[Beowulf] NVIDIA GPUs, CUDA, MD5, and "hobbyists"

Fri Jun 20 07:42:09 PDT 2008

Craig [et.al], this is also how I understand.  One could realistically
wrap standard MPI calls to do this for you: 

MPI_GPU_Bcast(...){

   malloc_some_stuff
   pull_mem_from_gpu
   MPI_Bcast(...)
   free_some_stuff
}

...just a random thought though...

On Fri, 2008-06-20 at 08:13 -0600, Craig Tierney wrote:
> Kilian CAVALOTTI wrote:
> > On Thursday 19 June 2008 04:32:11 pm Chris Samuel wrote:
> >> ----- "Kilian CAVALOTTI" <kilian at stanford.edu> wrote:
> >>> AFAIK, the multi GPU Tesla boxes contain up to 4 Tesla processors,
> >>> but are hooked to the controlling server with only 1 PCIe link,
> >>> right?

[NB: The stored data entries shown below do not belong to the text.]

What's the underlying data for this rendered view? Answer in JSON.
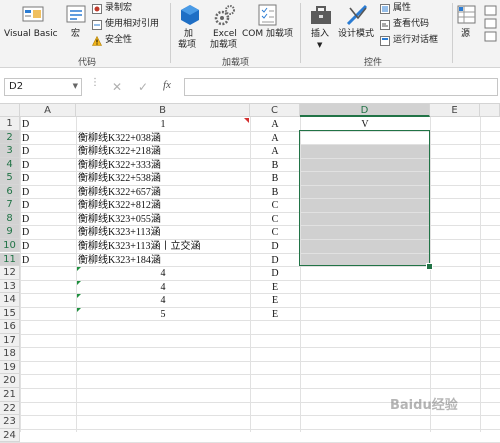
{
  "ribbon": {
    "visual_basic": "Visual Basic",
    "macros": "宏",
    "record_macro": "录制宏",
    "relative_refs": "使用相对引用",
    "macro_security": "安全性",
    "group_code": "代码",
    "addins_line1": "加",
    "addins_line2": "载项",
    "excel_addins_line1": "Excel",
    "excel_addins_line2": "加载项",
    "com_addins": "COM 加载项",
    "group_addins": "加载项",
    "insert": "插入",
    "design_mode": "设计模式",
    "properties": "属性",
    "view_code": "查看代码",
    "run_dialog": "运行对话框",
    "group_controls": "控件",
    "source": "源"
  },
  "formula_bar": {
    "name_box": "D2",
    "fx": "fx",
    "content": ""
  },
  "columns": [
    "A",
    "B",
    "C",
    "D",
    "E"
  ],
  "rows": [
    {
      "n": "1",
      "a": "D",
      "b": "1",
      "c": "A",
      "d": "V"
    },
    {
      "n": "2",
      "a": "D",
      "b": "衡柳线K322+038涵",
      "c": "A",
      "d": ""
    },
    {
      "n": "3",
      "a": "D",
      "b": "衡柳线K322+218涵",
      "c": "A",
      "d": ""
    },
    {
      "n": "4",
      "a": "D",
      "b": "衡柳线K322+333涵",
      "c": "B",
      "d": ""
    },
    {
      "n": "5",
      "a": "D",
      "b": "衡柳线K322+538涵",
      "c": "B",
      "d": ""
    },
    {
      "n": "6",
      "a": "D",
      "b": "衡柳线K322+657涵",
      "c": "B",
      "d": ""
    },
    {
      "n": "7",
      "a": "D",
      "b": "衡柳线K322+812涵",
      "c": "C",
      "d": ""
    },
    {
      "n": "8",
      "a": "D",
      "b": "衡柳线K323+055涵",
      "c": "C",
      "d": ""
    },
    {
      "n": "9",
      "a": "D",
      "b": "衡柳线K323+113涵",
      "c": "C",
      "d": ""
    },
    {
      "n": "10",
      "a": "D",
      "b": "衡柳线K323+113涵丨立交涵",
      "c": "D",
      "d": ""
    },
    {
      "n": "11",
      "a": "D",
      "b": "衡柳线K323+184涵",
      "c": "D",
      "d": ""
    },
    {
      "n": "12",
      "a": "",
      "b": "4",
      "c": "D",
      "d": ""
    },
    {
      "n": "13",
      "a": "",
      "b": "4",
      "c": "E",
      "d": ""
    },
    {
      "n": "14",
      "a": "",
      "b": "4",
      "c": "E",
      "d": ""
    },
    {
      "n": "15",
      "a": "",
      "b": "5",
      "c": "E",
      "d": ""
    },
    {
      "n": "16",
      "a": "",
      "b": "",
      "c": "",
      "d": ""
    },
    {
      "n": "17",
      "a": "",
      "b": "",
      "c": "",
      "d": ""
    },
    {
      "n": "18",
      "a": "",
      "b": "",
      "c": "",
      "d": ""
    },
    {
      "n": "19",
      "a": "",
      "b": "",
      "c": "",
      "d": ""
    },
    {
      "n": "20",
      "a": "",
      "b": "",
      "c": "",
      "d": ""
    },
    {
      "n": "21",
      "a": "",
      "b": "",
      "c": "",
      "d": ""
    },
    {
      "n": "22",
      "a": "",
      "b": "",
      "c": "",
      "d": ""
    },
    {
      "n": "23",
      "a": "",
      "b": "",
      "c": "",
      "d": ""
    },
    {
      "n": "24",
      "a": "",
      "b": "",
      "c": "",
      "d": ""
    }
  ],
  "watermark": "Baidu经验"
}
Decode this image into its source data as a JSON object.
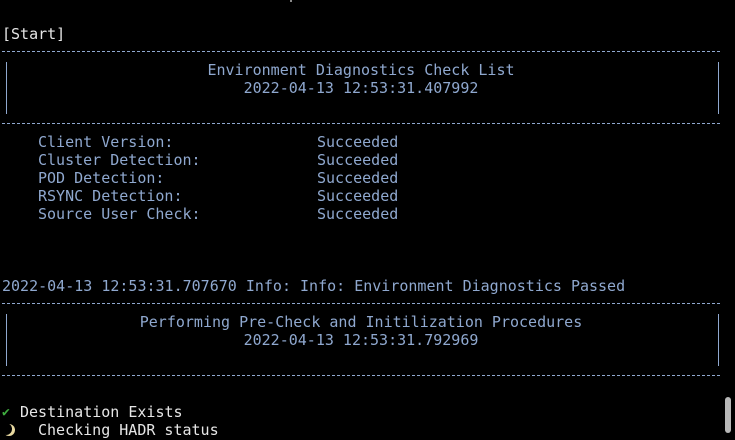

Does this spell like "bottleneck" to anyone?
> >> The nVidia website says:
> >>
> >> http://www.nvidia.com/object/tesla_tech_specs.html
> >>
> >> # 6 GB of system memory (1.5 GB dedicated memory per GPU)
> > 
> > The latest S1070 has even more than that: 4GB per GPU as it seems, 
> > according to [1].
> > 
> > But I think this refers to the "global memory", as decribed in [1] 
> > (slide 12, "Kernel Memory Access"). It's the graphics card main memory, 
> > the kind of one which is used to store textures in games, for instance. 
> > Each GPU core also has what they call "shared memory" and which is 
> > really only shared between threads on the same core (it's more like a 
> > L2 cache actually).
> > 
> >> So my guess is that you'd be using local RAM not the
> >> host systems RAM whilst computing.
> > 
> > Right, but at some point, you do need to transfer data from the host 
> > memory to the GPU memory, and back. That's where there's probably a 
> > bottleneck if all 4 GPUs want to read/dump data from/to the host at the 
> > same time.
> > 
> > Moreover, I don't think that the different GPUs can work together, ie. 
> > exchange data and participate to the same parallel computation. Unless 
> > they release something along the lines of a CUDA-MPI, those 4 GPUs 
> > sitting in the box would have to be considered as independent 
> > processing units. So as I understand it, the scaling benefits from your 
> > application's parallelization would be limited to one GPU, no matter 
> > how many you got hooked to your machine.
> > 
> 
> You can integrate MPI with CUDA and create parallel applications.  CUDA is
> just a preprocessor that uses the local C compiler (gcc for Linux by default).
> I have seen some messages on the MVAPICH mailing list talking about users
> doing this.
> 
> Since the memory is on the card, you have to transfer back to the host
> before you can send it via an MPI call.  However, if your entire model
> can fit in the GPU's memory (which is why the 4GB S1070 Tesla card is
> useful), then you should be able to pull down the portion of memory
> from the GPU you want to send out, then send it.
> 
> Or at least that's how I understand it.  When I get my systems I will
> get to figure out the "real" details.
> 
> Craig
> 
> 
> 
> 
> 
> > I don't even know how you choose (or even if you can choose) on which 
> > GPU you want your code to be executed. It has to be handled by the 
> > driver on the host machine somehow.
> > 
> >> There's a lot of fans there..
> > 
> > They probably get hot. At least the G80 do. They say "Typical Power 
> > Consumption: 700W" for the 4 GPUs box. Given that a modern gaming rig 
> > featuring a pair of 8800GTX in SLI already requires a 1kW PSU, I would 
> > put this on the optimistic side.
> > 
> > [1]http://www.nvidia.com/object/tesla_s1070.html
> > [2]http://www.mathematik.uni-dortmund.de/~goeddeke/arcs2008/C1_CUDA.pdf
> > 
> > 
> > Cheers,
> 
>